Friday, April 24, 2009

In fact, we haven't seen a decline this rapid since comparable records began in 1955, and probably not since the Great Depression.

TO BE NOTED: From the BBC:

"
Reversion to the extreme

Post categories:

Stephanie Flanders | 12:19 UK time, Friday, 24 April 2009

Today's GDP figures confirm that this recession is already on a par with the downturn of the early 1980s, and quite possibly worse. Taken alongside the bad news on the public finances revealed in the Budget, this may go down as the week that defined Britain's political and economic choices for at least a decade.

Take the GDP numbers first. If this preliminary estimate is right, then the economy was 4.1% smaller at the end of March than it was 12 months earlier. That is worse than anything that happened in the early 1990s recession and equals the decline in the last quarter of 1980.

gdp growth

But the pace of the downturn - 3.5% down in the past six months alone - is actually worse than any equivalent period in the early 1980s. In fact, we haven't seen a decline this rapid since comparable records began in 1955, and probably not since the Great Depression.

This is a preliminary estimate, at an unusually difficult time. The estimates for growth in the production sector are based on data covering just the first two months of the year, and the basis for the service sector estimate is even patchier.

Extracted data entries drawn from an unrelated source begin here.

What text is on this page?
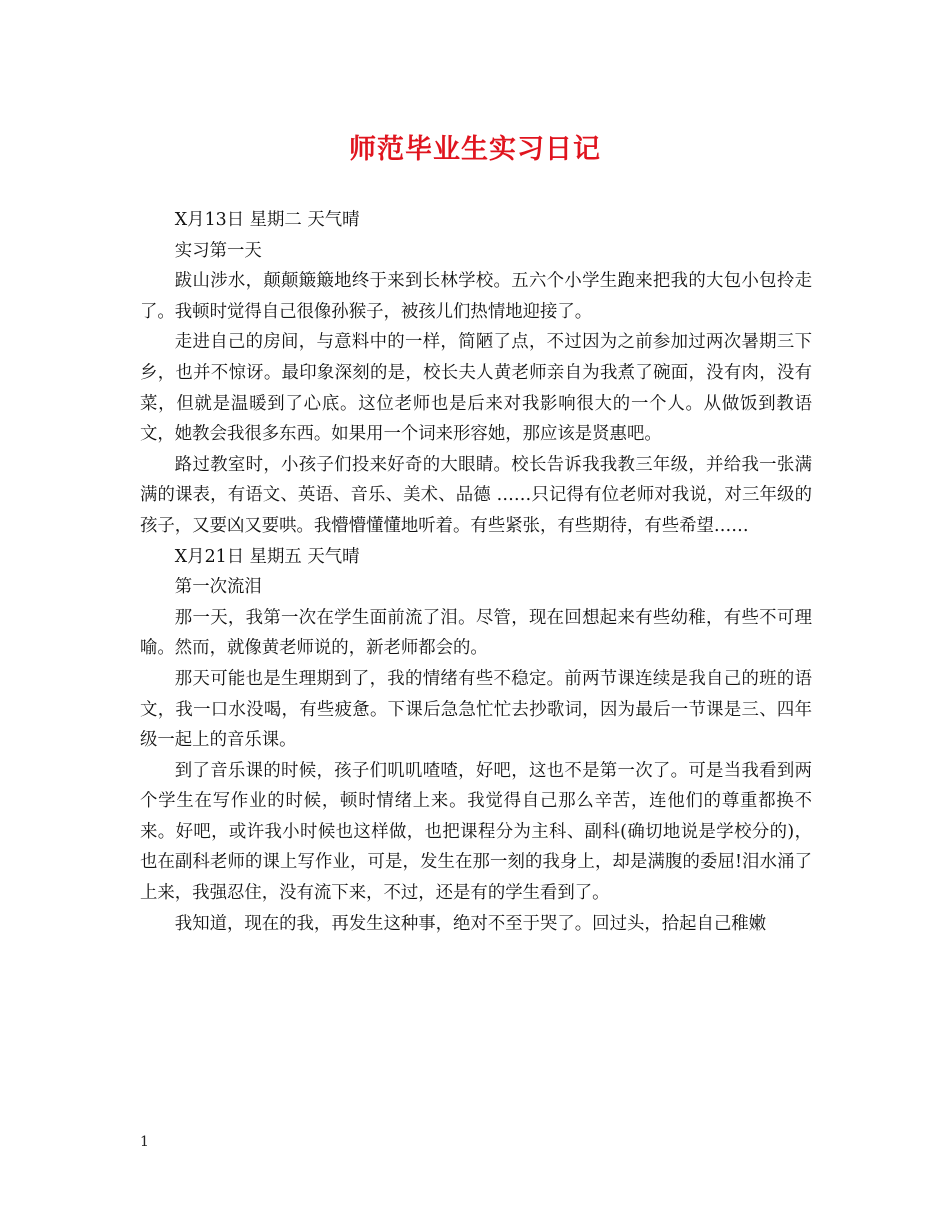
师范毕业生实习日记

X月13日 星期二 天气晴

实习第一天

跋山涉水，颠颠簸簸地终于来到长林学校。五六个小学生跑来把我的大包小包拎走了。我顿时觉得自己很像孙猴子，被孩儿们热情地迎接了。

走进自己的房间，与意料中的一样，简陋了点，不过因为之前参加过两次暑期三下乡，也并不惊讶。最印象深刻的是，校长夫人黄老师亲自为我煮了碗面，没有肉，没有菜，但就是温暖到了心底。这位老师也是后来对我影响很大的一个人。从做饭到教语文，她教会我很多东西。如果用一个词来形容她，那应该是贤惠吧。

路过教室时，小孩子们投来好奇的大眼睛。校长告诉我我教三年级，并给我一张满满的课表，有语文、英语、音乐、美术、品德 ……只记得有位老师对我说，对三年级的孩子，又要凶又要哄。我懵懵懂懂地听着。有些紧张，有些期待，有些希望……

X月21日 星期五 天气晴

第一次流泪

那一天，我第一次在学生面前流了泪。尽管，现在回想起来有些幼稚，有些不可理喻。然而，就像黄老师说的，新老师都会的。

那天可能也是生理期到了，我的情绪有些不稳定。前两节课连续是我自己的班的语文，我一口水没喝，有些疲惫。下课后急急忙忙去抄歌词，因为最后一节课是三、四年级一起上的音乐课。

到了音乐课的时候，孩子们叽叽喳喳，好吧，这也不是第一次了。可是当我看到两个学生在写作业的时候，顿时情绪上来。我觉得自己那么辛苦，连他们的尊重都换不来。好吧，或许我小时候也这样做，也把课程分为主科、副科(确切地说是学校分的)，也在副科老师的课上写作业，可是，发生在那一刻的我身上，却是满腹的委屈!泪水涌了上来，我强忍住，没有流下来，不过，还是有的学生看到了。

我知道，现在的我，再发生这种事，绝对不至于哭了。回过头，拾起自己稚嫩

1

We know that several surveys in the past month or so have suggested that the pace of decline is slowing down. If that is true, this early estimate could be revised up, and the first quarter could mark the worst of the recession, as the CBI and others suggest.

But even if that were the case, we could still have many months of declining GDP to go. And there is nothing to stop the pace of the downturn from speeding back up.

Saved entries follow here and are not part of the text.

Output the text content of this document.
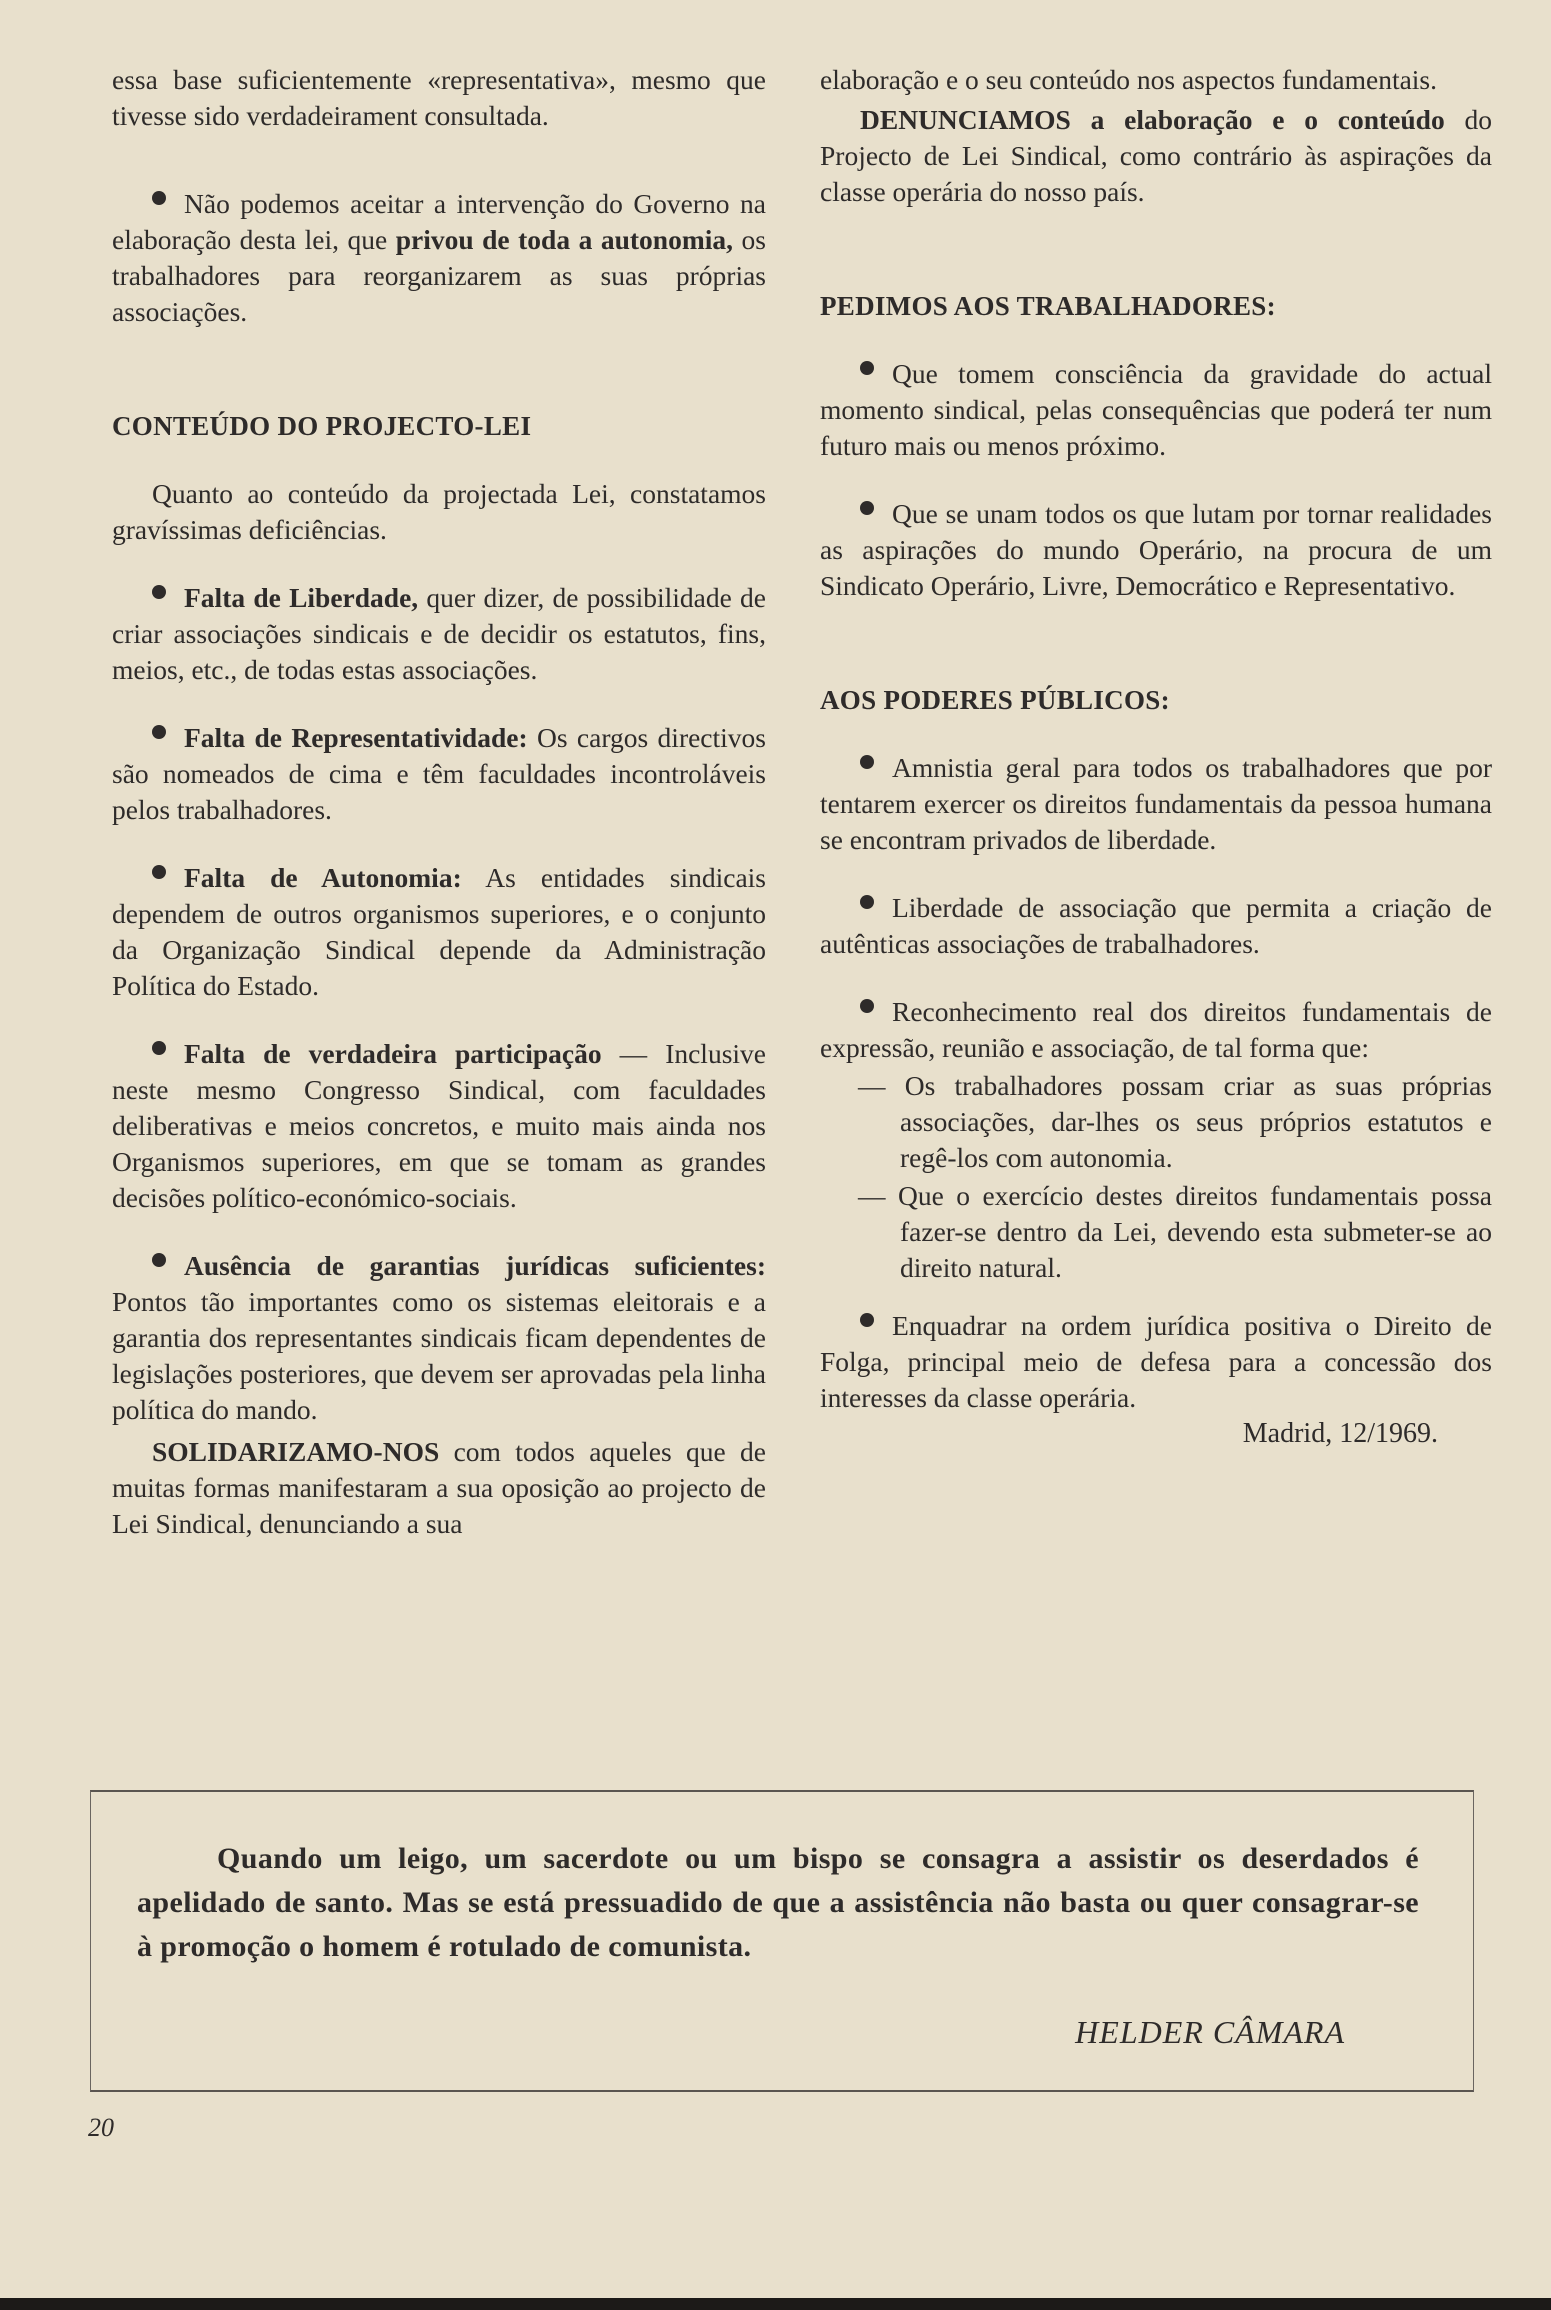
essa base suficientemente «representativa», mesmo que tivesse sido verdadeirament consultada.

Não podemos aceitar a intervenção do Governo na elaboração desta lei, que privou de toda a autonomia, os trabalhadores para reorganizarem as suas próprias associações.

CONTEÚDO DO PROJECTO-LEI

Quanto ao conteúdo da projectada Lei, constatamos gravíssimas deficiências.

Falta de Liberdade, quer dizer, de possibilidade de criar associações sindicais e de decidir os estatutos, fins, meios, etc., de todas estas associações.

Falta de Representatividade: Os cargos directivos são nomeados de cima e têm faculdades incontroláveis pelos trabalhadores.

Falta de Autonomia: As entidades sindicais dependem de outros organismos superiores, e o conjunto da Organização Sindical depende da Administração Política do Estado.

Falta de verdadeira participação — Inclusive neste mesmo Congresso Sindical, com faculdades deliberativas e meios concretos, e muito mais ainda nos Organismos superiores, em que se tomam as grandes decisões político-económico-sociais.

Ausência de garantias jurídicas suficientes: Pontos tão importantes como os sistemas eleitorais e a garantia dos representantes sindicais ficam dependentes de legislações posteriores, que devem ser aprovadas pela linha política do mando.

SOLIDARIZAMO-NOS com todos aqueles que de muitas formas manifestaram a sua oposição ao projecto de Lei Sindical, denunciando a sua

elaboração e o seu conteúdo nos aspectos fundamentais.

DENUNCIAMOS a elaboração e o conteúdo do Projecto de Lei Sindical, como contrário às aspirações da classe operária do nosso país.

PEDIMOS AOS TRABALHADORES:

Que tomem consciência da gravidade do actual momento sindical, pelas consequências que poderá ter num futuro mais ou menos próximo.

Que se unam todos os que lutam por tornar realidades as aspirações do mundo Operário, na procura de um Sindicato Operário, Livre, Democrático e Representativo.

AOS PODERES PÚBLICOS:

Amnistia geral para todos os trabalhadores que por tentarem exercer os direitos fundamentais da pessoa humana se encontram privados de liberdade.

Liberdade de associação que permita a criação de autênticas associações de trabalhadores.

Reconhecimento real dos direitos fundamentais de expressão, reunião e associação, de tal forma que:

— Os trabalhadores possam criar as suas próprias associações, dar-lhes os seus próprios estatutos e regê-los com autonomia.

— Que o exercício destes direitos fundamentais possa fazer-se dentro da Lei, devendo esta submeter-se ao direito natural.

Enquadrar na ordem jurídica positiva o Direito de Folga, principal meio de defesa para a concessão dos interesses da classe operária.

Madrid, 12/1969.

Quando um leigo, um sacerdote ou um bispo se consagra a assistir os deserdados é apelidado de santo. Mas se está pressuadido de que a assistência não basta ou quer consagrar-se à promoção o homem é rotulado de comunista.

HELDER CÂMARA
20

The economy shrank by just 0.3% in the third quarter of 1980, after a 2.6% decline over the previous six months. Everyone thought that the worst was over, and it was. But the economy still shrank by another 1.7% in the two quarters after that.

To state the obvious, these figures make the government's forecast of negative growth of 3.5% in 2009 look very difficult to achieve. The borrowing figures already look set to be revised upwards yet again.

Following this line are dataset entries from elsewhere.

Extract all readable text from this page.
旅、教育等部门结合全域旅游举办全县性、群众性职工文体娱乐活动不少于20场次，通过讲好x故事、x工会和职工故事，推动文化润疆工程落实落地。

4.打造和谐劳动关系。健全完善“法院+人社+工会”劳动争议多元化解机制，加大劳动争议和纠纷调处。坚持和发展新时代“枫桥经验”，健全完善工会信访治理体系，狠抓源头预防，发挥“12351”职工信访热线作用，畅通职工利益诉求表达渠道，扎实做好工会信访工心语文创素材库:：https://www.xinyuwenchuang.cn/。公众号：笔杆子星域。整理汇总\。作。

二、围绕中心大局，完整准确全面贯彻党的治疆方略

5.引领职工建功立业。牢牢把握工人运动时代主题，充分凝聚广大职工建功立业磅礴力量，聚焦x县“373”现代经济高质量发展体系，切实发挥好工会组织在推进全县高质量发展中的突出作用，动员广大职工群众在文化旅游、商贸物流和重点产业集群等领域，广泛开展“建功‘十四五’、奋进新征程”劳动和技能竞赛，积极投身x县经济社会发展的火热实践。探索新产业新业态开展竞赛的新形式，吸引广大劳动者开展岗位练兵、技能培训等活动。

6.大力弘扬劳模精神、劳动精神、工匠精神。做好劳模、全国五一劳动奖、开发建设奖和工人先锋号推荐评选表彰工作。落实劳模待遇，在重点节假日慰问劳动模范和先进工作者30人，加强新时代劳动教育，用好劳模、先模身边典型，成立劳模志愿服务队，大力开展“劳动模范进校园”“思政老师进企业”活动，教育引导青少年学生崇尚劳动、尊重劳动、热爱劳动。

But here's the funny thing - as the nation's economic options have shrunk this week, our political landscape seems to have opened up.

Call it "reversion to the extreme". When the economy was booming, it was common to point out how small the differences between the main parties had become.

The realm of the economically possible during that period now looks positively luxurious: our debt level was fairly low, and stable, and tax revenues were pouring in. But back then, the room for manoeuvre from a political standpoint was perceived to be very small.

Take the 2005 election. On the economy, the great dividing line between the parties back then came down to a difference in spending plans of just £12bn. Yes, you did read that right. The Conservatives planned to increase public spending by £12bn less than Labour over the three years after the election, whereas the Liberal Democrats planned to spend about £12bn more.

That seemed a small number even then. In the week when this year's borrowing figure alone was revised up by £57bn, it sounds like an elaborate practical joke.

There are now no good economic options available to a British chancellor. Indeed, with borrowing at this level, there aren't many options at all. Yet listen to the politicians and you would think the opposite.

Suddenly, Labour seems to think it can win support by taxing the rich, after more than 15 years when it was convinced that any such talk would scare voters away.

Likewise, the Conservatives, privately at least, think that the sense of crisis is such that they will be able to pose hard spending choices to the electorate which would have been unthinkable even one year ago.

There's a lot of this story still to play out, on the economy, the budget and everything else. But already the political economy of Britain has been turned on its head."